Él mismo como intelectual más allá de los intelectuales académicamente establecidos, sumido en un esfuerzo constante por comprender la realidad que le rodeaba, lo que le llevó a una voraz necesidad de sistematizar conocimiento. No desde una perspectiva única y preestablecida: sabía que la realidad es lo absolutamente verdadero, como podría afirmar Heidegger, pero que, sin embargo, solo se puede fijar lo real en su devenir, y que esa captura llega, como una trampa de fotones, en la imagen capturada en la cámara oscura de los primeros aparatos fotográficos. Tichy, por su parte, es lo que generalmente se denomina un «outsider» en el mundo de la cultura, pero es un «outsider» real, en la total exclusión social, económica, artística, porque brota de un rechazo de todo aquello que escapa de su control. Ver a Miroslav Tichy bebiendo de una botella de vino, desdentado, entre las ruinas de su cabaña, con sus cámaras confeccionadas con los objetos que encuentra revolviendo en la basura produce un efecto descorazonador por un lado, desmitificador por otro, ya que en su discurso ―inconexo, irreal, hecho juego paródico y alegórico en su propia persona y proyección al mundo― desdice a aquellos que, por sorpresa, lo han situado en el centro de la escena y del mercado del arte, sobre todo, cuando en medio del caos vital enlaza en su discurso el juego de la imagen captada con las teorías platónicas y el dominio de la voluntad de Schopenhaeur. Todo ello aderazado con una sonrisa burlona, una ironía mordaz en el modo, ordenado, en el que construye y deconstruye sus palabras.

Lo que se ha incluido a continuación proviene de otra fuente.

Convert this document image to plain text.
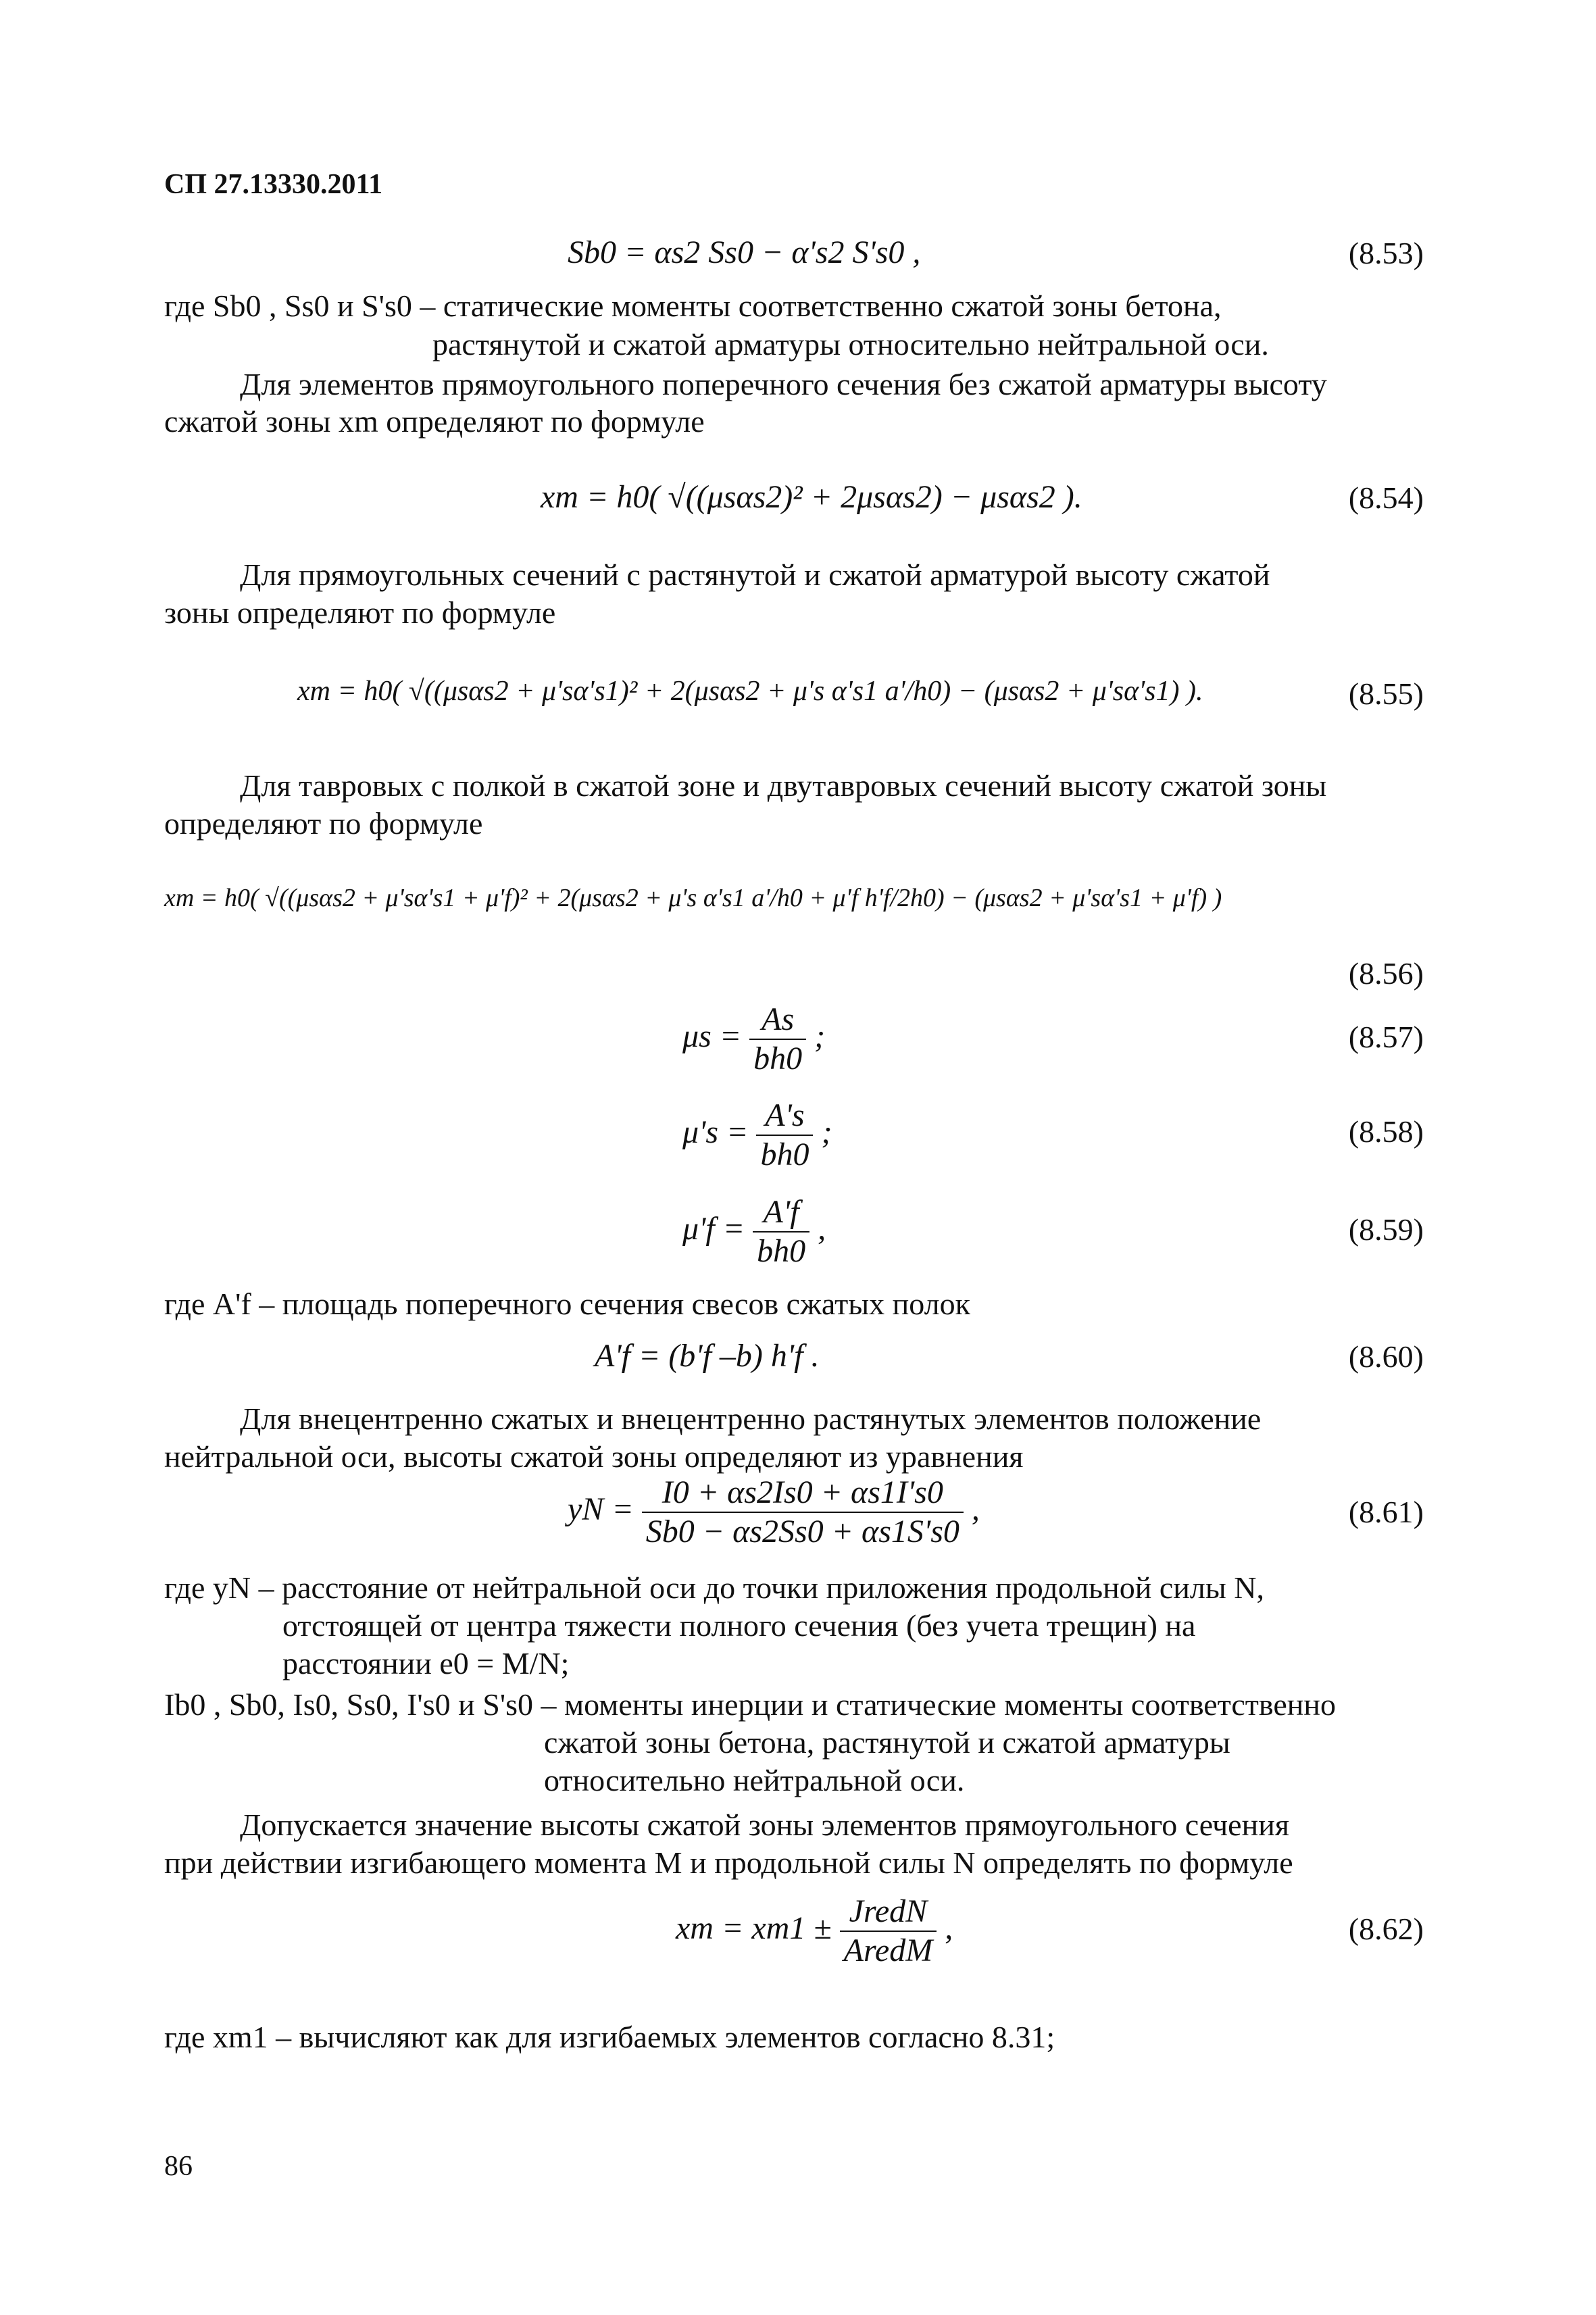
СП 27.13330.2011
Sb0 = αs2 Ss0 − α's2 S's0 ,	(8.53)
где Sb0 , Ss0 и S's0 – статические моменты соответственно сжатой зоны бетона,
растянутой и сжатой арматуры относительно нейтральной оси.
Для элементов прямоугольного поперечного сечения без сжатой арматуры высоту
сжатой зоны xm определяют по формуле
xm = h0( √((μsαs2)² + 2μsαs2) − μsαs2 ).	(8.54)
Для прямоугольных сечений с растянутой и сжатой арматурой высоту сжатой
зоны определяют по формуле
xm = h0( √((μsαs2 + μ'sα's1)² + 2(μsαs2 + μ's α's1 a'/h0) − (μsαs2 + μ'sα's1) ).	(8.55)
Для тавровых с полкой в сжатой зоне и двутавровых сечений высоту сжатой зоны
определяют по формуле
xm = h0( √((μsαs2 + μ'sα's1 + μ'f)² + 2(μsαs2 + μ's α's1 a'/h0 + μ'f h'f/2h0) − (μsαs2 + μ'sα's1 + μ'f) )
(8.56)
$\mu s = \frac{As}{bh0}$ ;	(8.57)
$\mu's = \frac{A's}{bh0}$ ;	(8.58)
$\mu'f = \frac{A'f}{bh0}$ ,	(8.59)
где A'f – площадь поперечного сечения свесов сжатых полок
A'f = (b'f –b) h'f .	(8.60)
Для внецентренно сжатых и внецентренно растянутых элементов положение
нейтральной оси, высоты сжатой зоны определяют из уравнения
yN = $\frac{I0 + \alpha s2Is0 + \alpha s1I's0}{Sb0 - \alpha s2Ss0 + \alpha s1S's0}$ ,	(8.61)
где yN – расстояние от нейтральной оси до точки приложения продольной силы N,
отстоящей от центра тяжести полного сечения (без учета трещин) на
расстоянии e0 = M/N;
Ib0 , Sb0, Is0, Ss0, I's0 и S's0 – моменты инерции и статические моменты соответственно
сжатой зоны бетона, растянутой и сжатой арматуры
относительно нейтральной оси.
Допускается значение высоты сжатой зоны элементов прямоугольного сечения
при действии изгибающего момента M и продольной силы N определять по формуле
xm = $xm1 \pm \frac{\text{JredN}}{\text{AredM}}$ ,	(8.62)
где xm1 – вычисляют как для изгибаемых элементов согласно 8.31;
86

Es la imagen en movimiento, la ilusión de lo verdadero en el continuum, donde los ejes temporales de lo capturado en un fotograma (lo ucrónico, lo verdadero) avanzan por la ficción de continuos instantes detenidos, a los que se sustrae de lo sincrónico mediante la ilusión de lo real, de lo vivido. Es el mito de la caverna del que habla José María López, nuestro contemporáneo y amigo, cuando habla de la ficción en la que viven inmersos los habitantes de los sistemas financieros. Es la misma ficción que nos alcanza a nosotros, los apenas diletantes, que vivimos de espaldas a la realidad o irrealidad de lo que percibimos o consideramos como arte, sin ni siquiera proponérnoslo, o quizás sí Otra imagen, la de Walter Benjamin en una biblioteca, consultando sus fichas, atildado, con el logro burgués de la pluma entrelazada entre los dedos pulgar e índice la mano derecha, ajeno al objetivo que captura su imagen, mientras la mano izquierda detiene, con todos los dedos de la mano extendidos, las láminas que consulta. La mirada se concentra en ellas, el cabello encanecido y, las gafas, de montura fina, armadas hasta el principio de la nariz, detenidas en un instante para siempre, o, al menos, para un siempre que esperemos que nos alcance.

La nariz, como un reconocimiento más allá de lo implícito de su origen judío, y el traje de tweed, con chaleco, con la corbata ancha perfectamente anudada demostrando que hay una línea cierta y delgada que lo une al artista checo, con la barba blanca desatada y el traje negro impoluto, planchado para la ocasión, mientras habla a alguien a la derecha del objetivo, como si dos dandis, de otro tiempo, no hay duda, dialogaran con nosotros a través de un incesante juego de imágenes detenidas. Si lo pensamos bien, no somos más que la combinación realizada en nuestra memoria, el asidero al que se agarran esos frágiles replicantes que todos albergamos en nuestro interior, cuando contemplamos una memoria construida por instantes captados a través de una cámara fotográfica.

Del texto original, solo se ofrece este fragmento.